When Rasmus Dahlin put pen to paper on his first NHL contract, the reverberations carried to Gothenburg and Lidkoping in his native Sweden.
The No. 1 overall pick signing with the Buffalo Sabres earned Sweden more than $250,000 to put back into development.
“It’s unreal,” Dahlin said. “We need all the money we can get.”
Last year alone, the NHL paid more than $35 million in transfer fees as teams signed European players. There are agreements in place with all the major hockey-producing countries except Russia and Switzerland that allow the free flow of players to the best league in the world.
“The purpose I suppose is to help prime the pump for hockey development,” deputy NHL Commissioner Bill Daly said. “The pool of players who can play in the National Hockey League continues to increase on a regular basis. … There’s more better players than ever before.”

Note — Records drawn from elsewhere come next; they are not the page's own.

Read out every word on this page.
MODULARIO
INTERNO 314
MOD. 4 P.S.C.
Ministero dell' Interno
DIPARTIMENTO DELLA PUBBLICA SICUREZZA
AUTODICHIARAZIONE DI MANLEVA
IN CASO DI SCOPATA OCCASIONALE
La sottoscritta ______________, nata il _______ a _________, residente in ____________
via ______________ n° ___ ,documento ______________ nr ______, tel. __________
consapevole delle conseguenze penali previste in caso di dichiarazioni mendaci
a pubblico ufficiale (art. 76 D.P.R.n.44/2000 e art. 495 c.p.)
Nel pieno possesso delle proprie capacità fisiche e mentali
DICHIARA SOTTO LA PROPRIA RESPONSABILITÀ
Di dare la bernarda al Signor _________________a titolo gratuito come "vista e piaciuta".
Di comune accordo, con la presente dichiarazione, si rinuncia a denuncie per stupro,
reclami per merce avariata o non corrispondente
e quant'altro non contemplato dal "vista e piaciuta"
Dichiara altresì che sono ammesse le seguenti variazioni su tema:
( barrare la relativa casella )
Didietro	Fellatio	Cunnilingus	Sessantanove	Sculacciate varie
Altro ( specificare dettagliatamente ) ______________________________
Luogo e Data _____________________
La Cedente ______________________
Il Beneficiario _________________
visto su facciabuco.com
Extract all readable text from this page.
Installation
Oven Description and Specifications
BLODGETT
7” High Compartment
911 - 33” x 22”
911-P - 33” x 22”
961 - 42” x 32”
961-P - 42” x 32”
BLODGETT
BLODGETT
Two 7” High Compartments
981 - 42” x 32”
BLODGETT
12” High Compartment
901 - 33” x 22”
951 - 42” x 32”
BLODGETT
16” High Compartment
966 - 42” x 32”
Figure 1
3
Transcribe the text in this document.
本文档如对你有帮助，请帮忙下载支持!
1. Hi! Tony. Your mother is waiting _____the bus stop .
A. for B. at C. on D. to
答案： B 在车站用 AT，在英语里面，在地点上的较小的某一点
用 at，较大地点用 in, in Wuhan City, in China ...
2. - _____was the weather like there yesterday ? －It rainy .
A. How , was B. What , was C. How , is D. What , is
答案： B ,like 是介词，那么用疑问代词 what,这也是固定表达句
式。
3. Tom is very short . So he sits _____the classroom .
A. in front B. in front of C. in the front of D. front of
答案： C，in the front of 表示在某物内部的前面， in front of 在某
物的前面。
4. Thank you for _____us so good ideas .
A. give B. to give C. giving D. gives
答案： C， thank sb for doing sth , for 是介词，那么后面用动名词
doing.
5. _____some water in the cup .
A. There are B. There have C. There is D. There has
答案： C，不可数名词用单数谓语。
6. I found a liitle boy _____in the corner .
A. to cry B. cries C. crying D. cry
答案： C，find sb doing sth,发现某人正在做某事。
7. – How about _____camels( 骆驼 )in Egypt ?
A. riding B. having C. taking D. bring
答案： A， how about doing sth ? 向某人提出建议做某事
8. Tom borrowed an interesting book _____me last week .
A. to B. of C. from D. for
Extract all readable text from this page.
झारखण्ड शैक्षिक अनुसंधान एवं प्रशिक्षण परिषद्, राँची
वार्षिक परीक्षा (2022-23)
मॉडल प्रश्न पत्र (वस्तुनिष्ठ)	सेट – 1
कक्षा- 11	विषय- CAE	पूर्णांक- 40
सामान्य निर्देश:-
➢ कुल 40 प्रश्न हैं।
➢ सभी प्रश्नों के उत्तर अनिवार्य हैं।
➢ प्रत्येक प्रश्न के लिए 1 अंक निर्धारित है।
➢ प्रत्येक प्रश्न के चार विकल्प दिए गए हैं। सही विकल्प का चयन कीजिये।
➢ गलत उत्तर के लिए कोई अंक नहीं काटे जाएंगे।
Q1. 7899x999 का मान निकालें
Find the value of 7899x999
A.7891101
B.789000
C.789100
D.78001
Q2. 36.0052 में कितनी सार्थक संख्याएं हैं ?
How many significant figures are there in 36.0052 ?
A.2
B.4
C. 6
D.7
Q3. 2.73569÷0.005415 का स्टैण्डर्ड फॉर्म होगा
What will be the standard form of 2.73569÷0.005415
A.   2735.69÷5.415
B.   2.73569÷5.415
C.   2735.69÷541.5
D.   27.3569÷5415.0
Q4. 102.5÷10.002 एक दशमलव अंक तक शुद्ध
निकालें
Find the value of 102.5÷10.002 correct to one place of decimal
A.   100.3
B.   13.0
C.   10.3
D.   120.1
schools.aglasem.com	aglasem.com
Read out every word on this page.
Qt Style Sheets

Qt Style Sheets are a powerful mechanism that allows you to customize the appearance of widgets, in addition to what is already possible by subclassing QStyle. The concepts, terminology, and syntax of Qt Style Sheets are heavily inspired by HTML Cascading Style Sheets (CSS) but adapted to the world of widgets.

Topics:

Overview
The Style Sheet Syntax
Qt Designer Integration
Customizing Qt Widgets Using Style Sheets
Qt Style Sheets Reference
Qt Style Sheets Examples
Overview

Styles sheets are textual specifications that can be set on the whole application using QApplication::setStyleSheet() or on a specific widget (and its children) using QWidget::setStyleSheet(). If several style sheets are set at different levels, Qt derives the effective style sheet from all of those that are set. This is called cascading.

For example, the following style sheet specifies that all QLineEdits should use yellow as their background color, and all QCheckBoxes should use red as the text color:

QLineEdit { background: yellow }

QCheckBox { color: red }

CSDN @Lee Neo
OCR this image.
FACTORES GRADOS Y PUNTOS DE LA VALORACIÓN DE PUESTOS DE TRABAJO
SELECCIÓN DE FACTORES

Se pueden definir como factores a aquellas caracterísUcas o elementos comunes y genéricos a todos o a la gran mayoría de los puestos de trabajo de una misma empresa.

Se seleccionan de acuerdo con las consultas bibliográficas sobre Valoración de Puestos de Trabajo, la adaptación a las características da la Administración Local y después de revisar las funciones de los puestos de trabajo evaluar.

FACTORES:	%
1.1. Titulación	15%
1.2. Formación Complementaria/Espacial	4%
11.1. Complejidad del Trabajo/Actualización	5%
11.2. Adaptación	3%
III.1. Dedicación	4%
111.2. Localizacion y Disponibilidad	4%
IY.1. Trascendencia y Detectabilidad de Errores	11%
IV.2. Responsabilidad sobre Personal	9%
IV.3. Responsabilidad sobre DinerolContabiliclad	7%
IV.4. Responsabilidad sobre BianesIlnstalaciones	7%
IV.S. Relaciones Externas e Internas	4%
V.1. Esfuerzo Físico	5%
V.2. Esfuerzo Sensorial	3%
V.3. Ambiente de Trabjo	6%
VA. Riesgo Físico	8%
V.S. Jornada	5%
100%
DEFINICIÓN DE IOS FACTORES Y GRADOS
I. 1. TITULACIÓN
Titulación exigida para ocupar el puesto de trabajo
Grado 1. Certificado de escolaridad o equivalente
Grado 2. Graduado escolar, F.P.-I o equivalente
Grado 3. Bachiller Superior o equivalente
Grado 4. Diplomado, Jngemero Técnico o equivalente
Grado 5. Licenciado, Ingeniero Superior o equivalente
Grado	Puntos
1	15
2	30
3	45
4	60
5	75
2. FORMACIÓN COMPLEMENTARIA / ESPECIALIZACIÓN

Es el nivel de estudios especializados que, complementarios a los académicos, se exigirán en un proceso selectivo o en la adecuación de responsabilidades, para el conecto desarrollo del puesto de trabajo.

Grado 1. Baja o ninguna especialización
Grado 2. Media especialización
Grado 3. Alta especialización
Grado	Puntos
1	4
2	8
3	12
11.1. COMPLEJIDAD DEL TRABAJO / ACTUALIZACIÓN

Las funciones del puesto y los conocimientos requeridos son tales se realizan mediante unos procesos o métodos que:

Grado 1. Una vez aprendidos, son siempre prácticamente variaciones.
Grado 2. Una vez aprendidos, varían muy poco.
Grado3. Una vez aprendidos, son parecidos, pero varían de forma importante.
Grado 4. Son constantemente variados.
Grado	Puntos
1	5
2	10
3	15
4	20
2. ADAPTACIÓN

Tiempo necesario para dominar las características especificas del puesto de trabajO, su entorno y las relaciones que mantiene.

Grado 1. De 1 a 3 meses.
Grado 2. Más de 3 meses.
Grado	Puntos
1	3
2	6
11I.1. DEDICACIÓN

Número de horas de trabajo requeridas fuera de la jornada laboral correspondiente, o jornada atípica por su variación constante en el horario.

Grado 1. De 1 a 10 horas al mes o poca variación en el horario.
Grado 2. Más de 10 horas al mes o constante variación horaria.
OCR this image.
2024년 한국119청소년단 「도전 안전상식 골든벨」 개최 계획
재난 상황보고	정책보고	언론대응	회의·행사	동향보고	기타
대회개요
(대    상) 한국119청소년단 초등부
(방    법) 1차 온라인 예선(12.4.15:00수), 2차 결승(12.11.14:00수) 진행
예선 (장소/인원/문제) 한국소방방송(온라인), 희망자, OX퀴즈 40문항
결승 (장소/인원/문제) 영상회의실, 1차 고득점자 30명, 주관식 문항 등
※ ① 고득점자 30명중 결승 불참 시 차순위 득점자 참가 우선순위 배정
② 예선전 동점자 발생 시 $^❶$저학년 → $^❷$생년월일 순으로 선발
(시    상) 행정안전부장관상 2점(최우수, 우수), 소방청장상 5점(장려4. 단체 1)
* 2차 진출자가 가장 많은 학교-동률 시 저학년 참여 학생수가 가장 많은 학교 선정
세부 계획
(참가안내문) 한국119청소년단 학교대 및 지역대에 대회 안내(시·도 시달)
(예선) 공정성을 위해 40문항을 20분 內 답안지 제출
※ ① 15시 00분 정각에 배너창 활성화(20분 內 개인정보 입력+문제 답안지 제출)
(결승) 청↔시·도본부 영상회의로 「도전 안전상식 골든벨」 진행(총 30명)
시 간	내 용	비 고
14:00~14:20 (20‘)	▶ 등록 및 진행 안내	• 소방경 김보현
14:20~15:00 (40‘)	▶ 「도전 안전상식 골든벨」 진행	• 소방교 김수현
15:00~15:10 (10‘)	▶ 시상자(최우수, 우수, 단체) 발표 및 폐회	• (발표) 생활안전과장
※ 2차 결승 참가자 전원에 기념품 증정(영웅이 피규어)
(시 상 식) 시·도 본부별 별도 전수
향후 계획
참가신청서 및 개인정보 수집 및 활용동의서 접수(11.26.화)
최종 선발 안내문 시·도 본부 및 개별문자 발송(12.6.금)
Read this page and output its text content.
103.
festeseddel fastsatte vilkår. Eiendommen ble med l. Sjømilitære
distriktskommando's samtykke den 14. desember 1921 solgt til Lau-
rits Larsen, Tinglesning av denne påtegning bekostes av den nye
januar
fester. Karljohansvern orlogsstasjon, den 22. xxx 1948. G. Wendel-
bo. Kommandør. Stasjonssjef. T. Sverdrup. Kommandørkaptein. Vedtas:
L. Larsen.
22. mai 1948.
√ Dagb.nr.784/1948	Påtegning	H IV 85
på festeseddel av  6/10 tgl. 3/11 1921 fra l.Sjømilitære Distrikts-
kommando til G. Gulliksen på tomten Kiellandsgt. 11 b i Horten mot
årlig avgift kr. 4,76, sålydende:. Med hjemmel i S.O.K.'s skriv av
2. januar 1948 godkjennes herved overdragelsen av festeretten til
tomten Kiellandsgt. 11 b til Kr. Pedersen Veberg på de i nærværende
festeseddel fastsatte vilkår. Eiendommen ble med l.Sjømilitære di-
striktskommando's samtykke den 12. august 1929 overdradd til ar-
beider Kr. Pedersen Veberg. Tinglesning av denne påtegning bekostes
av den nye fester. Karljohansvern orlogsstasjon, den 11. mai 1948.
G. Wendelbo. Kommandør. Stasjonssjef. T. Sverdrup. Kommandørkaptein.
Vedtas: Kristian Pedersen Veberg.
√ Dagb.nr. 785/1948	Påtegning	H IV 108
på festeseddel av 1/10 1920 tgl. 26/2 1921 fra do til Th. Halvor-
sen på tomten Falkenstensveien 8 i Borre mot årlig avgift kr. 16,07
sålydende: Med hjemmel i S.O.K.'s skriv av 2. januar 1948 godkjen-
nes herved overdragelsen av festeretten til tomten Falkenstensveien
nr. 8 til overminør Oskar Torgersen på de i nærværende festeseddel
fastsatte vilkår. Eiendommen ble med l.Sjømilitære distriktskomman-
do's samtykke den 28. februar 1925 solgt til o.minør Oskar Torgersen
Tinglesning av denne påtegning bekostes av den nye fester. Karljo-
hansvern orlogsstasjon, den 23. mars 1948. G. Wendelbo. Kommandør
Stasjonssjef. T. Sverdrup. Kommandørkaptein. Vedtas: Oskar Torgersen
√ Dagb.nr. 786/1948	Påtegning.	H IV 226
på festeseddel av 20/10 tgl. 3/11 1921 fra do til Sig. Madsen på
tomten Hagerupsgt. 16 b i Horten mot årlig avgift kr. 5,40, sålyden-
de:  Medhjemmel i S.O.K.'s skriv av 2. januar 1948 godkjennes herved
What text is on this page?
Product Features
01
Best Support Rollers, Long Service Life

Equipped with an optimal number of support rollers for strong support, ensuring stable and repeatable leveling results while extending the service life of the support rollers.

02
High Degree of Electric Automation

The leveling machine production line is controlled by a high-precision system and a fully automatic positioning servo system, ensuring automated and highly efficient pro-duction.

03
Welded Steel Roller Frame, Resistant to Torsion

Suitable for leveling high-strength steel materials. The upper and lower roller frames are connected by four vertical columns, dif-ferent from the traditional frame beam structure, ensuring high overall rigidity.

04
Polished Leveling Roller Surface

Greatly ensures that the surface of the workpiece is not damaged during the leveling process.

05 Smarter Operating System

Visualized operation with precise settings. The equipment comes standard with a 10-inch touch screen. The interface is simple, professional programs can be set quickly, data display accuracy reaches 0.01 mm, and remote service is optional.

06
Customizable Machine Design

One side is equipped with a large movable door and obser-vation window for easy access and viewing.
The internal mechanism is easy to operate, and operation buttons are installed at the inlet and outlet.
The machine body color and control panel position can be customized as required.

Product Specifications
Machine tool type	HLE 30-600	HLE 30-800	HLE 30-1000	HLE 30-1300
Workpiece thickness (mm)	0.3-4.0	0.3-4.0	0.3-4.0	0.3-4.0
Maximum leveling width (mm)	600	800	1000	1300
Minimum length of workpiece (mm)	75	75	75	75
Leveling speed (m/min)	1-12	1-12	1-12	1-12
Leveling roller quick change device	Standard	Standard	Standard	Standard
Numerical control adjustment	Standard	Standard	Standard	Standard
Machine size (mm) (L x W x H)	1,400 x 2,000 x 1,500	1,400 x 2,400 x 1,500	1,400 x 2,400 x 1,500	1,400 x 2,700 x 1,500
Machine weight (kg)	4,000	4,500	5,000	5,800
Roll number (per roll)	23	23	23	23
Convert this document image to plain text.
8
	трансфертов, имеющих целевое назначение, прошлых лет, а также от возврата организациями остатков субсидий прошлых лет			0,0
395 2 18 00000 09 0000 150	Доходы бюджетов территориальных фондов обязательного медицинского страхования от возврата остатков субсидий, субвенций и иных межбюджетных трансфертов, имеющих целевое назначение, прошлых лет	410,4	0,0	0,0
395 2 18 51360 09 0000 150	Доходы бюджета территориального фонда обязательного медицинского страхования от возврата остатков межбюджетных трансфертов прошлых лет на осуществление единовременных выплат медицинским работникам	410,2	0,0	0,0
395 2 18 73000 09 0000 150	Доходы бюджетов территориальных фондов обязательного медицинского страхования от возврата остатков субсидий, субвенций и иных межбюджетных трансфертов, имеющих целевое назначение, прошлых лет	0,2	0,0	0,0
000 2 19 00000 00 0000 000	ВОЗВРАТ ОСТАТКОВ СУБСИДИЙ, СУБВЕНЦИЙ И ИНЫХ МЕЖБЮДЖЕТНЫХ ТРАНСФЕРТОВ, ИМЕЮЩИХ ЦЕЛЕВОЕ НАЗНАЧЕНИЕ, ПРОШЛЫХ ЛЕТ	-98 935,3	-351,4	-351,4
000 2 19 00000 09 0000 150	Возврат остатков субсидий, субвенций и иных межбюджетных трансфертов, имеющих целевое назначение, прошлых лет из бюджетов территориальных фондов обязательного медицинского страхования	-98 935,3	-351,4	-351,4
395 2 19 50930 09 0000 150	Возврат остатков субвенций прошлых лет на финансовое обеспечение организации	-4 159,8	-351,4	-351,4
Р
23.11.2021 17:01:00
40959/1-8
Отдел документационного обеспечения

When the world junior championship begins Wednesday in Canada, it will be a showcase of that emerging talent spurred along in Europe and North America by this money. The NHL also sends junior leagues in Canada and the United States over $12 million annually and it also provides financial support for USA Hockey.
That feeder system is partially responsible for the game’s explosion of young talent in recent years. Nowhere is that more evident than Sweden, which received roughly $8 million last year for Dahlin and more than 30 other players signing in NHL contracts.
“That money is obviously huge,” said Detroit Red Wings defenceman Niklas Kronwall, who is Swedish. “It doesn’t just go to the pro teams. I think it funnels down to your first team and the teams that are developing you and have been taking you on this ride. And that money is doing the same for the next generation of players: setting up with the right facilities and the right coaches and just try to surround them with the best circumstances that they can so they can succeed. That’s one of the reasons why Sweden’s been able to keep producing players.”
The investment makes sense for the NHL, which currently has players from 16 different countries. The 31 — soon to be 32 — teams split the costs equally each year.
It’s beneficial for national federations and European leagues and teams, too, even if Swedish Hockey Association vice-president Peter Forsberg had to convince those in charge it was better to make a deal with the NHL than lose players for nothing.
“I told them that I think it’s better you have an agreement because then we have impact in the kind of discussions,” said Forsberg, who shares the same name with the retired NHL star. “All the players who sign a contract with Swedish club or European club or whatever, they have always an out clause that they can go to the NHL. We can’t ever keep them in our league if you want to keep them in our league. We cannot sign the long contract that they do in soccer in Europe. We don’t have that kind of possibilities.”
[relatedlinks]
The trick is making sure the money goes to what it’s designed for. Daly, who has been in charge of transfer fees since the end of the 2004-05 lockout, said federations are responsible for reporting where the funds go because the goal is to keep churning out players who one day could make it to the NHL.
The federations distribute the money to various levels as they see fit. Forsberg said 95 per cent of fees go back into programs that grow the sport in Sweden.
“We ensure that the money goes back to the development,” Forsberg said. “You can see that on the result that we have around 10 per cent of Swedish players are today in NHL (and) that 10 per cent of players in NHL are Swedes. We can see that we have a high production line.”
That’s also the case in Finland, which has the league’s leading scorer in Colorado’s Mikko Rantanen and produced 43-goal scorer Patrik Laine, young Dallas defenceman Miro Heiskanen and a whole generation of emerging star players.
“They take care of the players, they help players to develop them to get ready to come over,” Buffalo defenceman Rasmus Ristolainen said. “Like you’ve seen the last few years, Finnish players are really stepping up, so it’s a credit to every team back home.”
Government contributions and smart leadership have also helped hockey blossom across Europe. Kronwall credited longtime coach-turned-general manager Tommy Boustedt for setting up position-specific camps in Sweden that specifically allowed for the development of Dahlin and more modern defencemen.
The NHL money paved the way for that.
“We’re a hard-working country,” Dahlin said. “We’re humble. We don’t have a lot of players, but some of the guys come to the NHL and for me, a younger guy, I know that a Swedish guy can make it, too.”